Calling external C and C++ libraries from Python
Overview
Teaching: 60 min
Exercises: 30 minQuestions
What are some of my options in calling C and C++ libraries from Python code?
How does this work together with Numpy arrays?
How do I use this in multiple threads while lifting the GIL?
Objectives
Compile and link simple C programs into shared libraries.
Call these library from Python and time its executions.
Compare the performance with Numba decorated Python code.
Bypass the GIL when calling these libraries from multiple threads simultaneously.

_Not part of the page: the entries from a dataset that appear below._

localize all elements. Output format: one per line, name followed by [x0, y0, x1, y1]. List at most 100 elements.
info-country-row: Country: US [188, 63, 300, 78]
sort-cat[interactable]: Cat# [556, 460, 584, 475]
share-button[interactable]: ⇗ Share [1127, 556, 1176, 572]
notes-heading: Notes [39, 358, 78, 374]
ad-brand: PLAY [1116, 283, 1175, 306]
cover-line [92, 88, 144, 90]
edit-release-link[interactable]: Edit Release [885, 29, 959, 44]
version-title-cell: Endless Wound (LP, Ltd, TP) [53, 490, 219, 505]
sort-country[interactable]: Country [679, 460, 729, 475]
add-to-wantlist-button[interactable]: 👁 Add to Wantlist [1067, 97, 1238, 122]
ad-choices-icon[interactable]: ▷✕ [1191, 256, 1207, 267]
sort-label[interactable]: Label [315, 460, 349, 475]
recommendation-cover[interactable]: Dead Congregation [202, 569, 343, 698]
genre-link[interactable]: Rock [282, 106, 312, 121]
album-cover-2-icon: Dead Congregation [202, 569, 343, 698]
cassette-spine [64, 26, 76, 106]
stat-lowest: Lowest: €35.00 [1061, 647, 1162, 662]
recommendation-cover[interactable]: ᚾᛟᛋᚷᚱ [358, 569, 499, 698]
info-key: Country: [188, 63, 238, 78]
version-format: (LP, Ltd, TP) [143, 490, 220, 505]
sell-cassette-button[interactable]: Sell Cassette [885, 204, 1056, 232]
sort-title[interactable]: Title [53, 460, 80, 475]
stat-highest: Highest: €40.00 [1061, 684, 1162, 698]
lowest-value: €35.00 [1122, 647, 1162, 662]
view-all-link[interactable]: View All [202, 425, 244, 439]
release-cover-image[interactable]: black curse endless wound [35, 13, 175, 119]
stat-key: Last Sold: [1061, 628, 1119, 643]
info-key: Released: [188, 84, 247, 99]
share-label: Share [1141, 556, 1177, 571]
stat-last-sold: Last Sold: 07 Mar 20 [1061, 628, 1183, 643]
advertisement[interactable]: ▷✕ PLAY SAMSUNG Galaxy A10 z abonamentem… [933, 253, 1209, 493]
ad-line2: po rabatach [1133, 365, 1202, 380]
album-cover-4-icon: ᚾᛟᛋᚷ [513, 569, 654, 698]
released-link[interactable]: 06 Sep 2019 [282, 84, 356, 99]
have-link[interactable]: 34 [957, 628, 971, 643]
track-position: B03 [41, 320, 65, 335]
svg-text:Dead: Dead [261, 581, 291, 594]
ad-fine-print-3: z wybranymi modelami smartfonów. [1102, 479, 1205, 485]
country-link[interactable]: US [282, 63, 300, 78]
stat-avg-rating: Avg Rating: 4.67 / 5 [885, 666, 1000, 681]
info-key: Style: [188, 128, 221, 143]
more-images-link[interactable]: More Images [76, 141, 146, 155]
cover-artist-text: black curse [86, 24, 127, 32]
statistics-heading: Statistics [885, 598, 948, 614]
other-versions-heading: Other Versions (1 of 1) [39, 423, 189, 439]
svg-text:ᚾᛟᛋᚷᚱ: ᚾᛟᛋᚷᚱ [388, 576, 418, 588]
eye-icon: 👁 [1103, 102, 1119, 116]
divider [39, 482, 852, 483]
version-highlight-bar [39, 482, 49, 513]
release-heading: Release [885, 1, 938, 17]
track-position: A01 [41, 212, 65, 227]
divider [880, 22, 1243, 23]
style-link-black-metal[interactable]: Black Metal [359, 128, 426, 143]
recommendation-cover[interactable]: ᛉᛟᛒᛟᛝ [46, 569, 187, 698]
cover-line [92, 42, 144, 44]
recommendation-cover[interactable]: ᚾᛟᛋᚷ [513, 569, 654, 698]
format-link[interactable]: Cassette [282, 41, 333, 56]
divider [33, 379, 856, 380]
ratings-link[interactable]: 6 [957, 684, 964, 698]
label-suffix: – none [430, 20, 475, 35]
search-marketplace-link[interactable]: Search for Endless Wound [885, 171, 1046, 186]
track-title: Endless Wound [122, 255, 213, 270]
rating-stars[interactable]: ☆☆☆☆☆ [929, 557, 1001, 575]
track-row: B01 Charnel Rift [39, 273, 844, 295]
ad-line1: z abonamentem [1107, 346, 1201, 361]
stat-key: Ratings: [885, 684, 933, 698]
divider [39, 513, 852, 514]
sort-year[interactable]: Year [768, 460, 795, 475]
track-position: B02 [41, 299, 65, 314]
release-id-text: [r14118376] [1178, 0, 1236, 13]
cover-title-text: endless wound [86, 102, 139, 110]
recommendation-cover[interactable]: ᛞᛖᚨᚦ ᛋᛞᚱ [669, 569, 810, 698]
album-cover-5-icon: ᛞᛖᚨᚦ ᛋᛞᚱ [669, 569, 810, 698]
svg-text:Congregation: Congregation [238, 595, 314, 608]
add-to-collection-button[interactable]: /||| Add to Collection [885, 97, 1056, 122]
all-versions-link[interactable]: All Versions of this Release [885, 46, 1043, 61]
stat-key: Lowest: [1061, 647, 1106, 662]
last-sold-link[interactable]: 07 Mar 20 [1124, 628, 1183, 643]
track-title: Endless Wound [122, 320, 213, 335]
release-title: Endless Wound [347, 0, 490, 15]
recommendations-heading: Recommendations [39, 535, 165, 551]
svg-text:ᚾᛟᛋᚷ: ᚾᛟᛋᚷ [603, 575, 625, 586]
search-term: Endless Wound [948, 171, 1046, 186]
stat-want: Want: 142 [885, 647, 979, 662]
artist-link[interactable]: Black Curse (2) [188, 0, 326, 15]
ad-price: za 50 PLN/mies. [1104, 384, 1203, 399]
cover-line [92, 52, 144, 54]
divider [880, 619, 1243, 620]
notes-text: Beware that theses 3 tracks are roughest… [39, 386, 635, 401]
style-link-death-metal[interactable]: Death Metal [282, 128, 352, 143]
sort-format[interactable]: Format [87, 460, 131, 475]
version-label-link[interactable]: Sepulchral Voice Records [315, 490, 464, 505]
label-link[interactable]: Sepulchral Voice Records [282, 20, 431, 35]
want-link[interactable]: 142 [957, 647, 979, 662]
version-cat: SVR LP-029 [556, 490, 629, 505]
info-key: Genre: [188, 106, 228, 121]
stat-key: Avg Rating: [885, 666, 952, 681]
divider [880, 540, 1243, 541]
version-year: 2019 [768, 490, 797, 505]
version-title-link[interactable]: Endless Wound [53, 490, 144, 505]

Calling C and C++ libraries
Simple example using either pybind11 or ctypes
External C and C++ libraries can be called from Python code using a number of options, using e.g. Cython, CFFI, pybind11 and ctypes. We will discuss the last two, because they require the least amount of boilerplate, for simple cases - for more complex examples that may not be the case. Consider this simple C program, test.c, which adds up consecutive numbers:
#include <pybind11/pybind11.h>
namespace py = pybind11;
long long sum_range(long long high)
{
long long i;
long long s = 0LL;
for (i = 0LL; i < high; i++)
s += (long long)i;
return s;
}
PYBIND11_MODULE(test_pybind, m) {
m.doc() = "Export the sum_range function as sum_range";
m.def("sum_range", &sum_range, "Adds upp consecutive integer numbers from 0 up to and including high-1");
}
You can easily compile and link it into a shared object (.so) file. First you need pybind11. You can install it in a number of ways, like pip, but I prefer creating virtual environments using pipenv.
pip install pipenv
pipenv install pybind11
pipenv shell
c++ -O3 -Wall -shared -std=c++11 -fPIC `python3 -m pybind11 --includes` test.c -o test_pybind.so
which generates a test_pybind.so
shared object which you can call from a iPython shell, like this:
%import test_pybind
%sum_range=test_pybind.sum_range
%high=1000000000
%brute_force_sum=sum_range(high)
Now you might want to check the output, by comparing with the well-known formula for the sum of consecutive integers.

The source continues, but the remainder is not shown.